There are those who see a security opportunity in the crisis even though the initial quest for sea access itself is a security threat as seen in recent Somali protestations to Ethiopia. As countries yearn for certainty, the hand of regional organisations such as Intergovernmental Authority on Development could get stronger at pushing for integration.
“The added advantage of a coastal state is the presence and needs of a landlocked country. A natural symbiotic relationship exists between these states,” argued Nasong’o Muliro, Senior Researcher on Foreign Policy and Security at the Global Centre for Policy and Strategy, a Nairobi-based think-tank.
“When costs of shipping, freight insurance and goods go up for coastal states, it doubles for the landlocked. This cost is simply passed on to landlocked states.
“We have 16 landlocked countries in Africa, a massive population that must jolt Africa to take a cooperative approach on responding to the Red Sea crisis. East Africa needs to take a lead, rallying one voice on the crisis in this strategic waterway,” he told The EastAfrican.
Tea exporters in Mombasa said about a quarter of March’s delayed on shipping schedules for about 2-3 weeks as the incoming ships took longer routes.

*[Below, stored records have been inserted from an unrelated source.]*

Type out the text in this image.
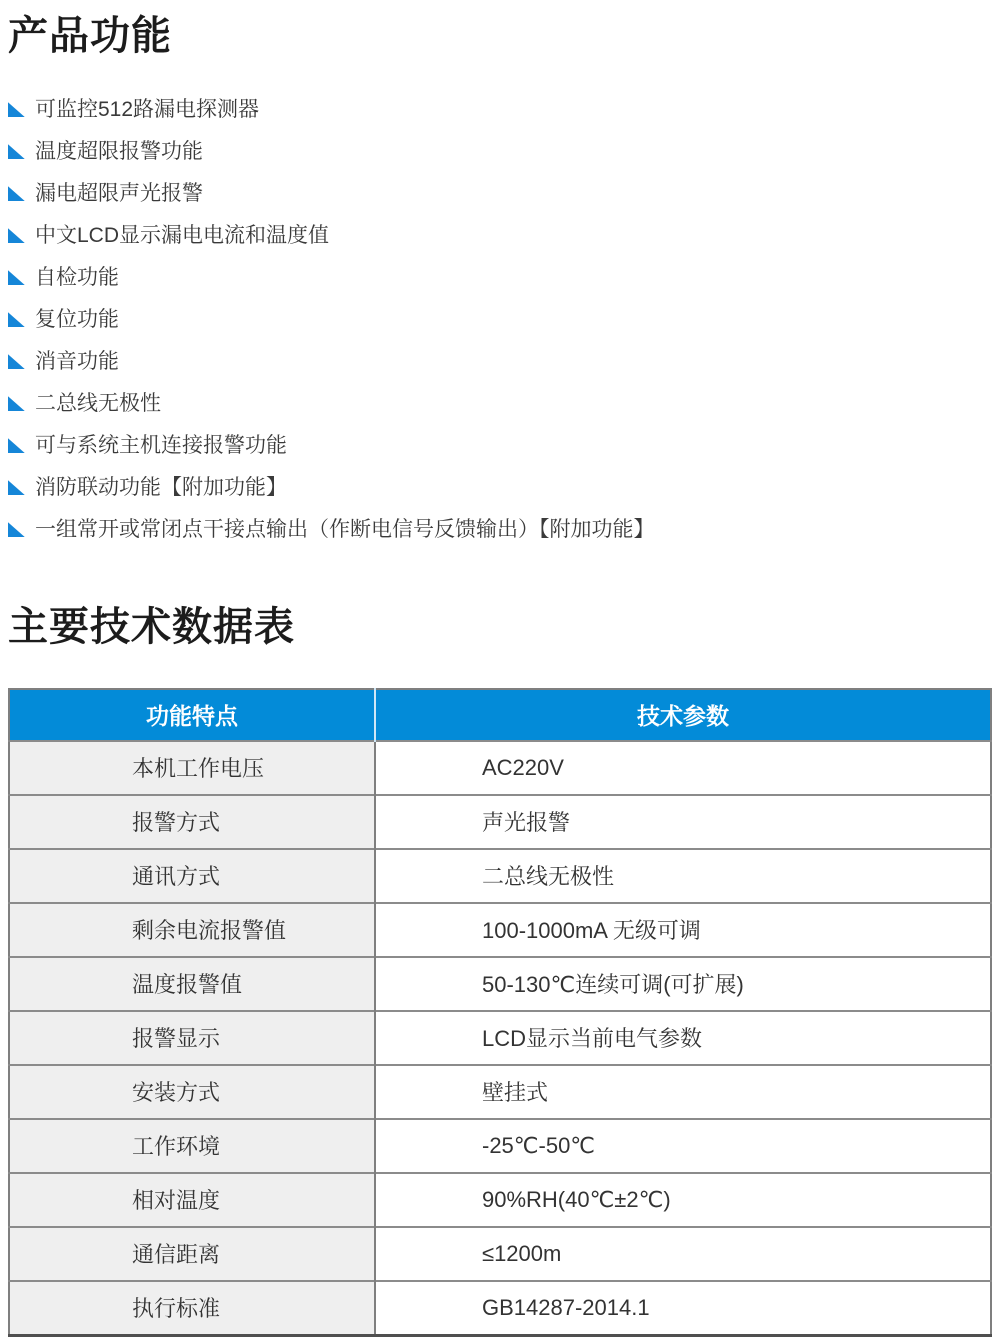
产品功能
可监控512路漏电探测器
温度超限报警功能
漏电超限声光报警
中文LCD显示漏电电流和温度值
自检功能
复位功能
消音功能
二总线无极性
可与系统主机连接报警功能
消防联动功能【附加功能】
一组常开或常闭点干接点输出（作断电信号反馈输出）【附加功能】
主要技术数据表
功能特点	技术参数
本机工作电压	AC220V
报警方式	声光报警
通讯方式	二总线无极性
剩余电流报警值	100-1000mA 无级可调
温度报警值	50-130℃连续可调(可扩展)
报警显示	LCD显示当前电气参数
安装方式	壁挂式
工作环境	-25℃-50℃
相对温度	90%RH(40℃±2℃)
通信距离	≤1200m
执行标准	GB14287-2014.1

“It used to cost a tea exporter $2,442 to ship a 40-foot container to Russia, Kenya’s fifth biggest market for the beverage in October but today it is Ksh930,857 ($6,513) to the nation and other neighbouring regions,” said Hassan Bule, a Mombasa-based tea buyer.
Mr Bule said the Russia-Ukraine war has also impacted costs over by the longer distance that ships have to navigate to reach their final destination following the closure of the Black Sea route.
Despite demand and high prices, exorbitant freight cost has impacted negatively on Kenya’s exports to that region, a move that has seen the demand for the commodity wane.
“Ship turnaround time has remained a challenge as some shipping agents with contract with tea exporters have either delayed picking tea at Mombasa port or some have suspended their trips completely. This has seen the volumes of tea exported to Russia and other neighbouring countries such as Kazakhstan, Kyrgyzstan, Uzbekistan and Azerbaijan significantly dwindled,” said East African Trade Association managing director George Omuga said.
“We have engaged Kenya Ports Authority to give priority such ships as we meet shipping agents to discuss on way forward about the skyrocketing freight costs which is also affecting port of Dar es Salaam.”